The S&P 500 fell nearly 1 percent, wiping out more than $130 billion in shareholder value in minutes. As the market plunged, quotes—offers to buy or sell—surged. But the vast majority of those offers were withdrawn before anyone could trade on them. Liquidity—a term that refers to the ease with which traders can buy or sell a financial product—dried up, suggesting that today's highly liquid markets are in fact very fragile. Liquidity in the S&P 500 E-Mini, the most important stock futures contract, has "never dropped that quickly and that far that fast—ever," says Eric Hunsader, who runs NANEX, a firm that provides software and services to high-speed traders. "The faster that we let trading go, the faster liquidity will disappear," he adds. For ordinary traders, the sheer speed with which high-speed traders pulled out of the market in the wake of the phony AP tweet suggests that "the investor is a spectator not a participant." He continues, "There is no way [the average investor is] going to be able to get in and take advantage of something like this. The prices you see on CNBC might as well be a newspaper at the end of the day."

Dave Lauer, a critic of high-frequency trading who used to write trading software, says he's not sure it was a bad thing that the market fell so far so fast. "For all intents and purposes for a few minutes people thought a bomb went off at the White House," he says. "I [understand] the complaint that [high-speed trading] provides liquidity in good times and it's not there in times of stress, but I think this is kind of a red herring."

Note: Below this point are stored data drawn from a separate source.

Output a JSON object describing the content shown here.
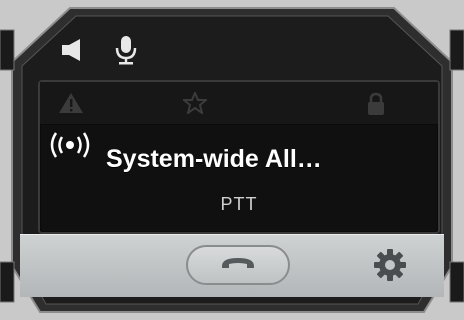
{
  "header": {
    "icons": [
      "speaker-icon",
      "microphone-icon"
    ]
  },
  "status_icons": [
    "warning-icon",
    "star-icon",
    "lock-icon"
  ],
  "alert": {
    "icon": "broadcast-icon",
    "title": "System-wide All…",
    "subtitle": "PTT"
  },
  "controls": {
    "call_icon": "handset-icon",
    "settings_icon": "gear-icon"
  },
  "colors": {
    "bezel": "#1c1c1c",
    "screen": "#101010",
    "control_bar": "#c3c6c8",
    "text": "#ffffff",
    "muted_text": "#cfcfcf"
  }
}
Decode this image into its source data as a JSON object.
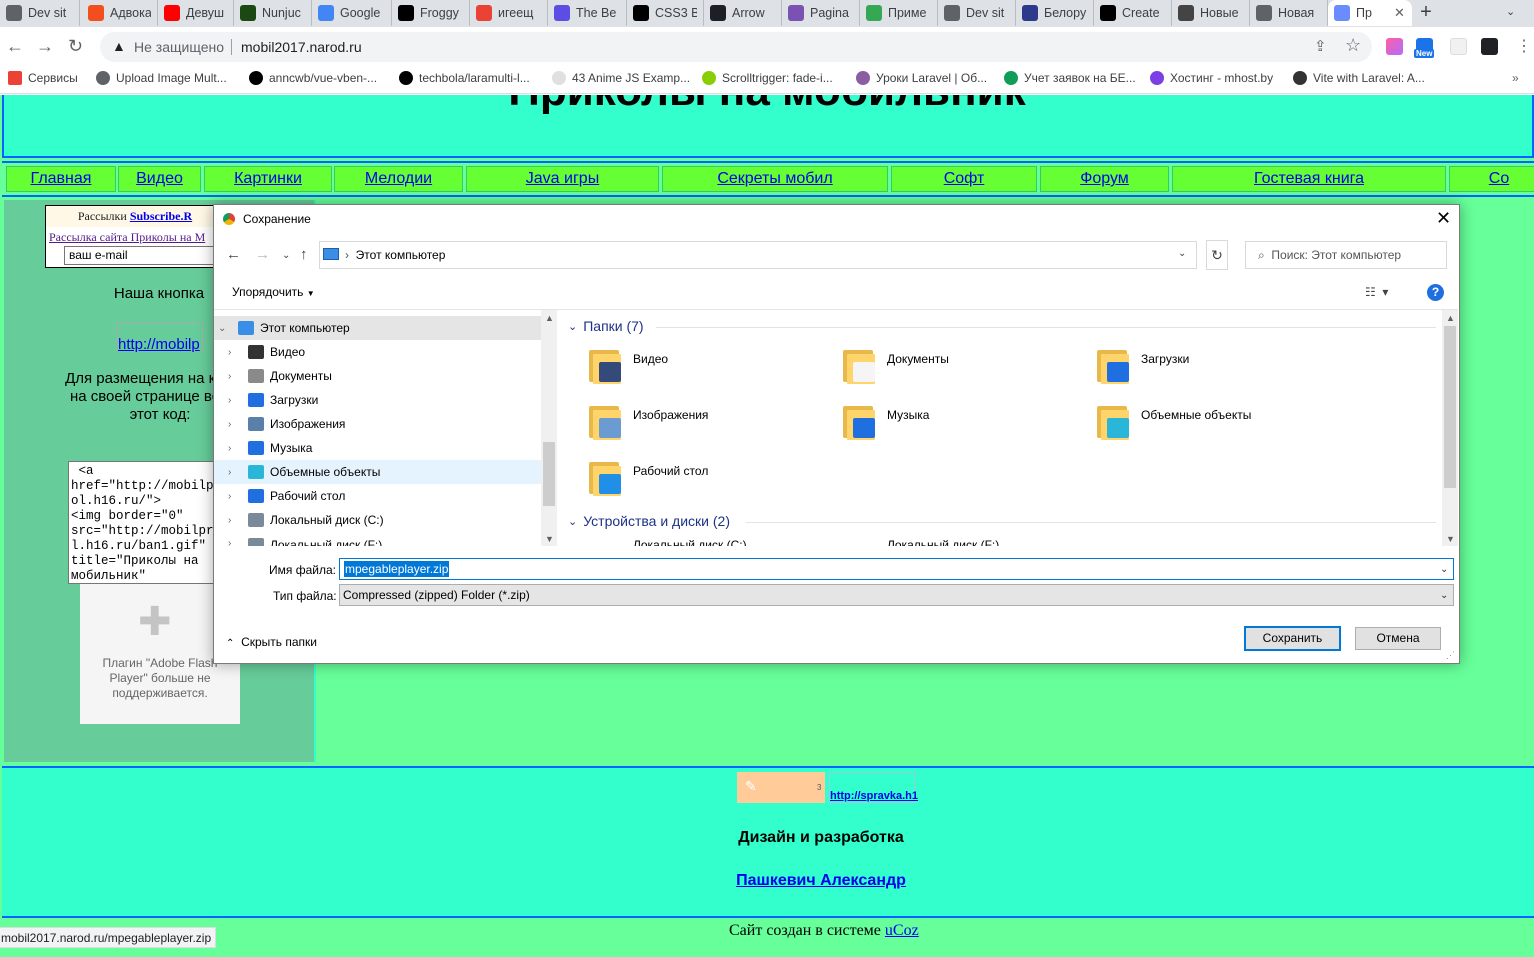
{
  "tabs": [
    {
      "title": "Dev sit",
      "icon": "globe-icon",
      "color": "#5f6368"
    },
    {
      "title": "Адвока",
      "icon": "figma-icon",
      "color": "#f24e1e"
    },
    {
      "title": "Девуш",
      "icon": "youtube-icon",
      "color": "#ff0000"
    },
    {
      "title": "Nunjuc",
      "icon": "nunjucks-icon",
      "color": "#1c4913"
    },
    {
      "title": "Google",
      "icon": "translate-icon",
      "color": "#4285f4"
    },
    {
      "title": "Froggy",
      "icon": "github-icon",
      "color": "#000000"
    },
    {
      "title": "игеещ",
      "icon": "google-icon",
      "color": "#ea4335"
    },
    {
      "title": "The Be",
      "icon": "six-icon",
      "color": "#5c4ee5"
    },
    {
      "title": "CSS3 B",
      "icon": "codepen-icon",
      "color": "#000000"
    },
    {
      "title": "Arrow",
      "icon": "codepen-icon",
      "color": "#1e1f26"
    },
    {
      "title": "Pagina",
      "icon": "bootstrap-icon",
      "color": "#7952b3"
    },
    {
      "title": "Приме",
      "icon": "loop-icon",
      "color": "#34a853"
    },
    {
      "title": "Dev sit",
      "icon": "globe-icon",
      "color": "#5f6368"
    },
    {
      "title": "Белору",
      "icon": "triangle-icon",
      "color": "#2d3a8c"
    },
    {
      "title": "Create",
      "icon": "wix-icon",
      "color": "#000000"
    },
    {
      "title": "Новые",
      "icon": "square-icon",
      "color": "#444444"
    },
    {
      "title": "Новая",
      "icon": "chrome-icon",
      "color": "#5f6368"
    },
    {
      "title": "Пр",
      "icon": "shield-icon",
      "color": "#6b8cff"
    }
  ],
  "toolbar": {
    "not_secure": "Не защищено",
    "url": "mobil2017.narod.ru",
    "new_badge": "New"
  },
  "bookmarks": [
    {
      "label": "Сервисы",
      "icon": "apps-icon",
      "color": "#ea4335"
    },
    {
      "label": "Upload Image Mult...",
      "icon": "globe-icon",
      "color": "#5f6368"
    },
    {
      "label": "anncwb/vue-vben-...",
      "icon": "github-icon",
      "color": "#000000"
    },
    {
      "label": "techbola/laramulti-l...",
      "icon": "github-icon",
      "color": "#000000"
    },
    {
      "label": "43 Anime JS Examp...",
      "icon": "bookmark-icon",
      "color": "#e0e0e0"
    },
    {
      "label": "Scrolltrigger: fade-i...",
      "icon": "greensock-icon",
      "color": "#88ce02"
    },
    {
      "label": "Уроки Laravel | Об...",
      "icon": "laravel-icon",
      "color": "#8a5ea0"
    },
    {
      "label": "Учет заявок на БЕ...",
      "icon": "sheets-icon",
      "color": "#0f9d58"
    },
    {
      "label": "Хостинг - mhost.by",
      "icon": "mhost-icon",
      "color": "#7b3fe4"
    },
    {
      "label": "Vite with Laravel: A...",
      "icon": "site-icon",
      "color": "#333333"
    }
  ],
  "site": {
    "title": "Приколы на мобильник",
    "nav": [
      "Главная",
      "Видео",
      "Картинки",
      "Мелодии",
      "Java игры",
      "Секреты мобил",
      "Софт",
      "Форум",
      "Гостевая книга",
      "Со"
    ],
    "subscribe_prefix": "Рассылки ",
    "subscribe_link": "Subscribe.R",
    "subscribe_site": "Рассылка сайта Приколы на М",
    "email_placeholder": "ваш e-mail",
    "our_button": "Наша кнопка",
    "button_img_alt": "http://mobilp",
    "place_text": "Для размещения на кнопки на своей странице вставь этот код:",
    "code": " <a\nhref=\"http://mobilpr\nol.h16.ru/\">\n<img border=\"0\"\nsrc=\"http://mobilpri\nl.h16.ru/ban1.gif\"\ntitle=\"Приколы на\nмобильник\"",
    "flash_text": "Плагин \"Adobe Flash Player\" больше не поддерживается.",
    "counter_num": "3",
    "counter_link": "http://spravka.h1",
    "design": "Дизайн и разработка",
    "author": "Пашкевич Александр",
    "made_prefix": "Сайт создан в системе ",
    "made_link": "uCoz",
    "status_url": "mobil2017.narod.ru/mpegableplayer.zip"
  },
  "dialog": {
    "title": "Сохранение",
    "path": "Этот компьютер",
    "search_placeholder": "Поиск: Этот компьютер",
    "organize": "Упорядочить",
    "tree": [
      {
        "label": "Этот компьютер",
        "icon": "computer-icon",
        "color": "#3a8ee6"
      },
      {
        "label": "Видео",
        "icon": "video-folder-icon",
        "color": "#333333"
      },
      {
        "label": "Документы",
        "icon": "documents-folder-icon",
        "color": "#8a8a8a"
      },
      {
        "label": "Загрузки",
        "icon": "downloads-folder-icon",
        "color": "#1f6fe0"
      },
      {
        "label": "Изображения",
        "icon": "pictures-folder-icon",
        "color": "#5a7fa8"
      },
      {
        "label": "Музыка",
        "icon": "music-folder-icon",
        "color": "#1f6fe0"
      },
      {
        "label": "Объемные объекты",
        "icon": "3d-objects-icon",
        "color": "#29b6d8"
      },
      {
        "label": "Рабочий стол",
        "icon": "desktop-folder-icon",
        "color": "#1f6fe0"
      },
      {
        "label": "Локальный диск (C:)",
        "icon": "drive-c-icon",
        "color": "#7a8a99"
      },
      {
        "label": "Локальный диск (F:)",
        "icon": "drive-f-icon",
        "color": "#7a8a99"
      }
    ],
    "folders_header": "Папки (7)",
    "folders": [
      {
        "label": "Видео",
        "icon": "video-folder-icon",
        "overlay": "#334a7a"
      },
      {
        "label": "Документы",
        "icon": "documents-folder-icon",
        "overlay": "#f5f5f5"
      },
      {
        "label": "Загрузки",
        "icon": "downloads-folder-icon",
        "overlay": "#1f6fe0"
      },
      {
        "label": "Изображения",
        "icon": "pictures-folder-icon",
        "overlay": "#6c9bd1"
      },
      {
        "label": "Музыка",
        "icon": "music-folder-icon",
        "overlay": "#1f6fe0"
      },
      {
        "label": "Объемные объекты",
        "icon": "3d-objects-icon",
        "overlay": "#29b6d8"
      },
      {
        "label": "Рабочий стол",
        "icon": "desktop-folder-icon",
        "overlay": "#1f8fe8"
      }
    ],
    "devices_header": "Устройства и диски (2)",
    "devices": [
      "Локальный диск (C:)",
      "Локальный диск (F:)"
    ],
    "filename_label": "Имя файла:",
    "filename": "mpegableplayer.zip",
    "filetype_label": "Тип файла:",
    "filetype": "Compressed (zipped) Folder (*.zip)",
    "hide_folders": "Скрыть папки",
    "save": "Сохранить",
    "cancel": "Отмена"
  }
}
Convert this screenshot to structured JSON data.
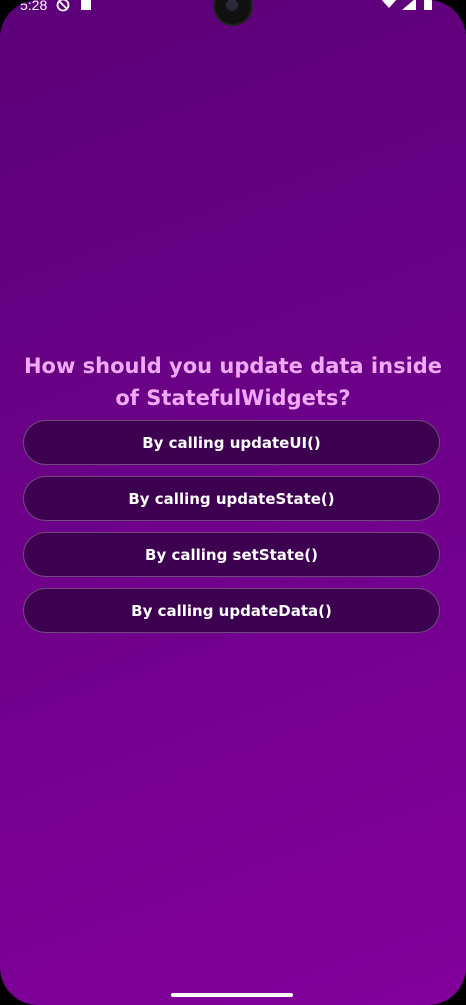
{
  "status": {
    "time": "5:28",
    "icons": [
      "do-not-disturb-icon",
      "sd-card-icon",
      "wifi-icon",
      "signal-icon",
      "battery-icon"
    ]
  },
  "quiz": {
    "question": "How should you update data inside of StatefulWidgets?",
    "answers": [
      "By calling updateUI()",
      "By calling updateState()",
      "By calling setState()",
      "By calling updateData()"
    ]
  },
  "colors": {
    "gradient_top": "#5c0078",
    "gradient_bottom": "#82009c",
    "question_text": "#f0a9f5",
    "button_bg": "#3d0050"
  }
}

Within about five minutes—after it became clear that the AP tweet was fake, the Twitter account was suspended, AP journalists tweeted that the tweet was false, and a group of Syrian activists claimed responsibility—the market recovered its losses. But the incident suggests that someone with the ability to hack high-profile Twitter accounts could wreak havoc on US and world financial markets, and make a lot of money doing so. If you knew that a hacked tweet was about to panic the markets, you could short the market for that period of time, or buy low when stocks hit bottom, knowing they'd recover when the news proved to be false. In fact, the fake tweet made regulators suspicious that something like that might have happened: The Commodity Futures Trading Commission is investigating trading in 28 futures contracts during the tweet crash to make sure everything was above-board and no one had inside information. The Federal Bureau of Investigation and the Securities and Exchange Commission are also probing the incident.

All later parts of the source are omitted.